Partly as a result of World Bank analytical work on debt transparency and the new IDA Sustainable Development Finance Policy (SDFP), the number of low-income economies providing disclosures on government debt has increased by 17 percentage points, Malpass says. The goal is to get all countries on this protocol and make debt transactions as transparent as possible to discourage underhand deals and expose inherent abuses and weaknesses. The World Bank and the International Monetary Fund (IMF) are collaborating to implement the Group of 20’s Common Framework for Debt Treatment and have jointly proposed several steps to improve the Common Framework implementation.

Debt cancellation? No. The World Bank is not going as far out as President Buhari would like. It, however, recommends that allowance should be made for a rapid debt restructuring process, including debt service standstill, for countries that have no other path.

Pierre-Olivier Gourinchas, IMF Chief Economist, admits that since many low-income countries are close to or already in debt crisis, “progress toward orderly debt restructuring, through the Group of 20’s Common Framework, is urgently needed to avert a wave of sovereign debt crisis.”

Panellists at a high-profile IMF seminar on Debt Restructuring –Why Too little and Too late, mooted options for improving the functioning of debt restructuring mechanisms from a private sector perspective. The panellists, including Elena Duggar, Chair of Moody’s Macroeconomic Board and Axel Weber, President of the Center for Financial Studies at Goethe University, Frankfurt, canvassed that the process of debt restructuring must become more coordinated and transparent if global institutions are to cope with a wave of defaults.

As part of efforts to resolve the debt crisis in developing countries, the New York State Assembly has introduced a legislation that requires private creditors to join in the debt relief initiatives. Patricia Fahy, chair of the Standing Committee on Banks at the New York State Assembly, says the legislation will provide debt relief across board.

But is debt an entirely bad thing? Malpass’ view: “Debt is a two-edged sword. For forward-moving, developing country governments, debt financing can improve infrastructure and provide better services — in ways that substantially increase growth rates and median income. Transparent, responsible increases in government debt and investment are vital to development.”

The other edge?
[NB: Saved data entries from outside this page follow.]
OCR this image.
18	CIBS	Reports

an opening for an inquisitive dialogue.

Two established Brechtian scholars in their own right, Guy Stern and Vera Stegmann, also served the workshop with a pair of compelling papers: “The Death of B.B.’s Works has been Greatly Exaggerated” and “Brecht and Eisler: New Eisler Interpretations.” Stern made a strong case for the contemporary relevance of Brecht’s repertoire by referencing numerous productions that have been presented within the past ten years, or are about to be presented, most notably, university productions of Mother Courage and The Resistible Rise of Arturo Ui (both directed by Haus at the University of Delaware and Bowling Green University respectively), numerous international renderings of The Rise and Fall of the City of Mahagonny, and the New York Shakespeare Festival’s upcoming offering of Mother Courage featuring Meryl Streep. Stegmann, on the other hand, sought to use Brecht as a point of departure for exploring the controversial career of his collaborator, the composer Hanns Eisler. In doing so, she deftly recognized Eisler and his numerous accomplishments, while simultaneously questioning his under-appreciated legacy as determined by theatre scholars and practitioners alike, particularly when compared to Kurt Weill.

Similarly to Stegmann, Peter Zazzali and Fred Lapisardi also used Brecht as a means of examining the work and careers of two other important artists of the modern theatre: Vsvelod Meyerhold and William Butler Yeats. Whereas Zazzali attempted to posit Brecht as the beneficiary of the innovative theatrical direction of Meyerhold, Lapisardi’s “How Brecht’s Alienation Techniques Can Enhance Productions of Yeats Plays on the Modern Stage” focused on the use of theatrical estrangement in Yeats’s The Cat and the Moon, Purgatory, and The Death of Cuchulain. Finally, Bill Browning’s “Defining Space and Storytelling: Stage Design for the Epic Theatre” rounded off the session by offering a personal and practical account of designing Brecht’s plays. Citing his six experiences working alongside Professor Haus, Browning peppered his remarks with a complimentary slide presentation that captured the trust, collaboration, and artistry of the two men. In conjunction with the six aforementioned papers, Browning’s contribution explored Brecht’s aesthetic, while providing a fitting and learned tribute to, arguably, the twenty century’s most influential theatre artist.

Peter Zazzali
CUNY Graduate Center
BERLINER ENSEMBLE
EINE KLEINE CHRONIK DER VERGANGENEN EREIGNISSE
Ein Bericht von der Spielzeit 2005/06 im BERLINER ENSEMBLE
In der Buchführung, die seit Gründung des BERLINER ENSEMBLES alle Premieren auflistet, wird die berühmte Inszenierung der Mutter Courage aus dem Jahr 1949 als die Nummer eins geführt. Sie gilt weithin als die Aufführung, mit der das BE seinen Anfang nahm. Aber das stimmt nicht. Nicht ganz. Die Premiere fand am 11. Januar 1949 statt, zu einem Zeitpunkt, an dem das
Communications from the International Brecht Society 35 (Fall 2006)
The Bank President talks about that too: “But debt used to finance unproductive spending and investment poses serious risks to economic growth and stability”. This is the “edge” that has got everyone worried. Now that the world has more or less jaywalked into another debt crisis, it is time to take seriously the consensus of ideas various organizations have been able to hammer out for dealing with the recurring global debt incubus.